The present invention relates to control systems of the type having a plurality of remotely located process control units connected together through a communications link and, more particularly, to a control system in which each of the remote units sequentially assumes supervisory communication control of the communication link.
Many system type industrial installations, for example, those related to industrial process-type manufacturing and electrical power generation, employ a large number of physically distributed controlled devices and associated sensors for effecting coordinated operation of the overall system. In the past, coordinated control of the various devices has been achieved by manual operation and various types of semi-automatic and automatic control systems including electro-magnetic relay systems, hardwired solid-state logic systems, and various types of computer control systems. The computer systems have included central systems in which the various sensors and controlled devices are connected to a central computer and distributed control systems in which computers at remote stations are connected to the controlled devices and the remote stations are connected over a communications link to one another.
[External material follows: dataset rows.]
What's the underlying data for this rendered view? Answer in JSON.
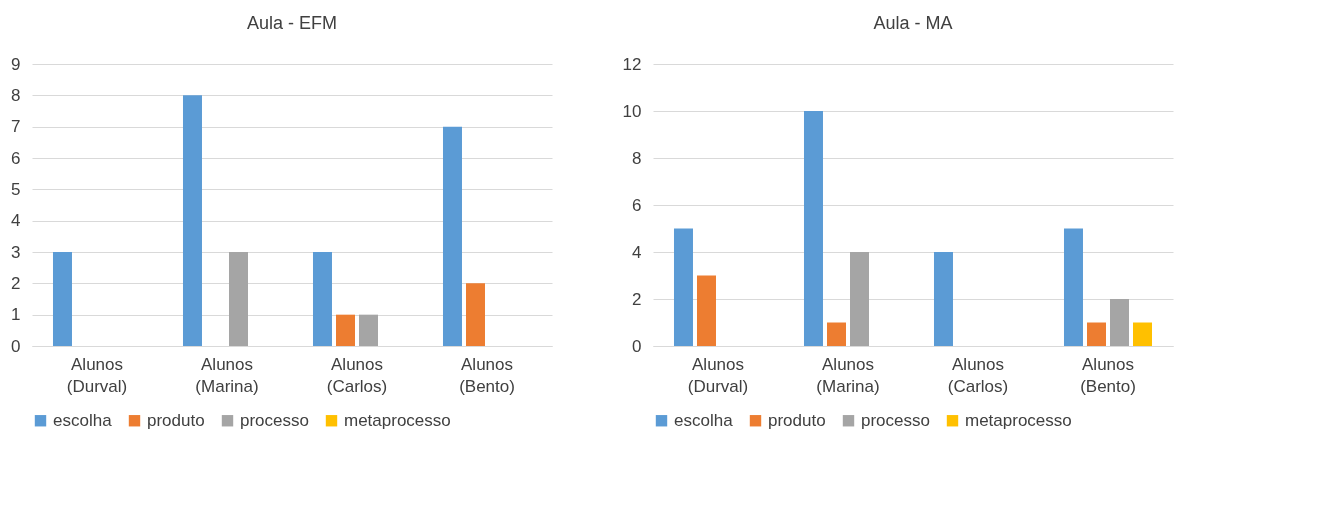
{
  "chart_data": [
    {
      "type": "bar",
      "title": "Aula - EFM",
      "categories": [
        "Alunos (Durval)",
        "Alunos (Marina)",
        "Alunos (Carlos)",
        "Alunos (Bento)"
      ],
      "series": [
        {
          "name": "escolha",
          "color": "#5b9bd5",
          "values": [
            3,
            8,
            3,
            7
          ]
        },
        {
          "name": "produto",
          "color": "#ed7d31",
          "values": [
            0,
            0,
            1,
            2
          ]
        },
        {
          "name": "processo",
          "color": "#a5a5a5",
          "values": [
            0,
            3,
            1,
            0
          ]
        },
        {
          "name": "metaprocesso",
          "color": "#ffc000",
          "values": [
            0,
            0,
            0,
            0
          ]
        }
      ],
      "ylim": [
        0,
        9
      ],
      "yticks": [
        0,
        1,
        2,
        3,
        4,
        5,
        6,
        7,
        8,
        9
      ],
      "grid": "y",
      "legend": "bottom"
    },
    {
      "type": "bar",
      "title": "Aula - MA",
      "categories": [
        "Alunos (Durval)",
        "Alunos (Marina)",
        "Alunos (Carlos)",
        "Alunos (Bento)"
      ],
      "series": [
        {
          "name": "escolha",
          "color": "#5b9bd5",
          "values": [
            5,
            10,
            4,
            5
          ]
        },
        {
          "name": "produto",
          "color": "#ed7d31",
          "values": [
            3,
            1,
            0,
            1
          ]
        },
        {
          "name": "processo",
          "color": "#a5a5a5",
          "values": [
            0,
            4,
            0,
            2
          ]
        },
        {
          "name": "metaprocesso",
          "color": "#ffc000",
          "values": [
            0,
            0,
            0,
            1
          ]
        }
      ],
      "ylim": [
        0,
        12
      ],
      "yticks": [
        0,
        2,
        4,
        6,
        8,
        10,
        12
      ],
      "grid": "y",
      "legend": "bottom"
    }
  ]
}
The successful functioning of the control system is vital to any industrial process, and, accordingly, distributed systems have generally been preferred over central systems because the failure of one of the remotely located control computers generally does not cause a system wide failure as in the case of the failure of the central computer in the central system. However, in many distributed computer systems, one of the remote stations or a specially designed control unit generally handles supervisory communication control of the communication link and, for these systems, failure of the communication link supervisor can lead to a system-wide failure.
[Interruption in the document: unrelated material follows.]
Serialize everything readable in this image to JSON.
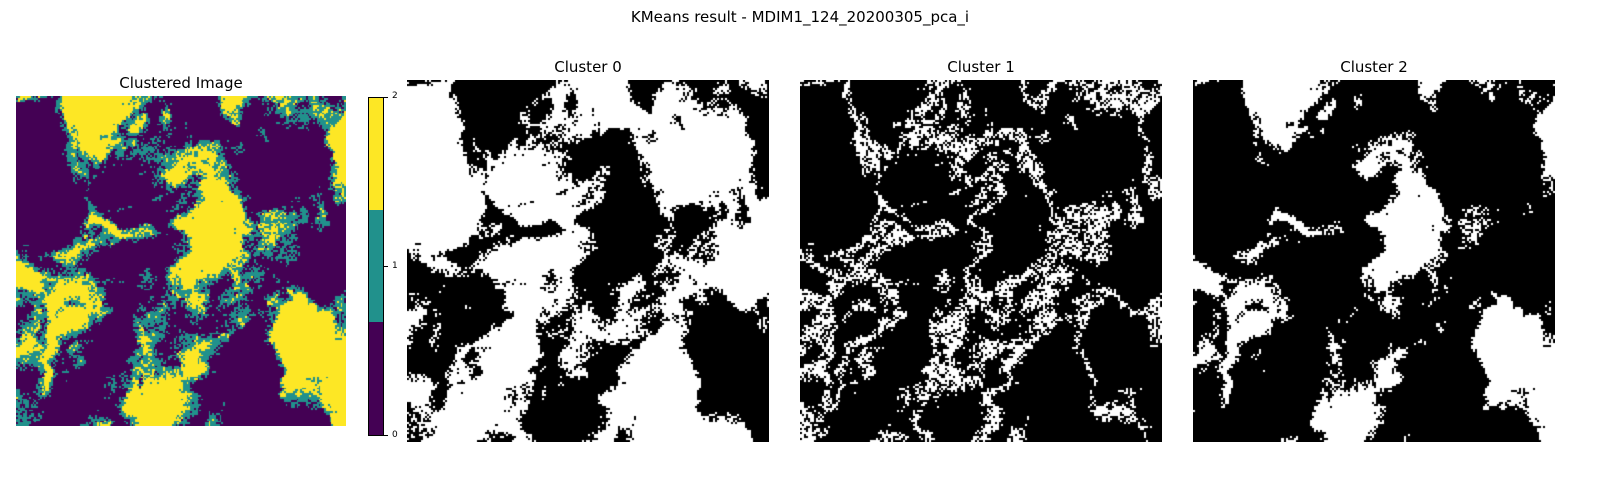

Recently there have been developed systems in which none of the remote stations, called remotes, is assigned permanent supervisory control over the communications link. Instead, each of the remotes takes turns controlling the communications link and, while in control, each remote may transmit information to other remotes and make requests to other remotes for information and receive information back in response to these requests. One such system is disclosed in the patent to Michael E. Cope, Pat. No. 4,304,001. In the system of this patent, each remote is assigned a unique sequence number in a predetermined succession order with each remote unit assuming supervisory communication control of the communications link on a revolving basis in accordance with the remote's relative position in the succession order. When one of the remote stations is in control of the communications link and it is time for that remote to relinquish control over the communications link, it does so by transmitting a control message addressed to the next remote in the succession order. The next successive remote addressed by the control message then takes over the communications link. The remaining remote stations, other than the next successive remote, all set variable transfer monitor timers depending on their position in the succession order from the next successive remote. The further a given remote is from the next successive remote, the longer the time out interval that is set in the transfer monitor timer for the given remote. Each of the remotes is designed to assume control over the communications link if the time interval set by its transfer monitor timer expires before a preceding remote in the succession order assumes control. In this manner, if one or more of the remotes for any reason fails to take control over the communications link, the next functioning remote in the succession order will take over control.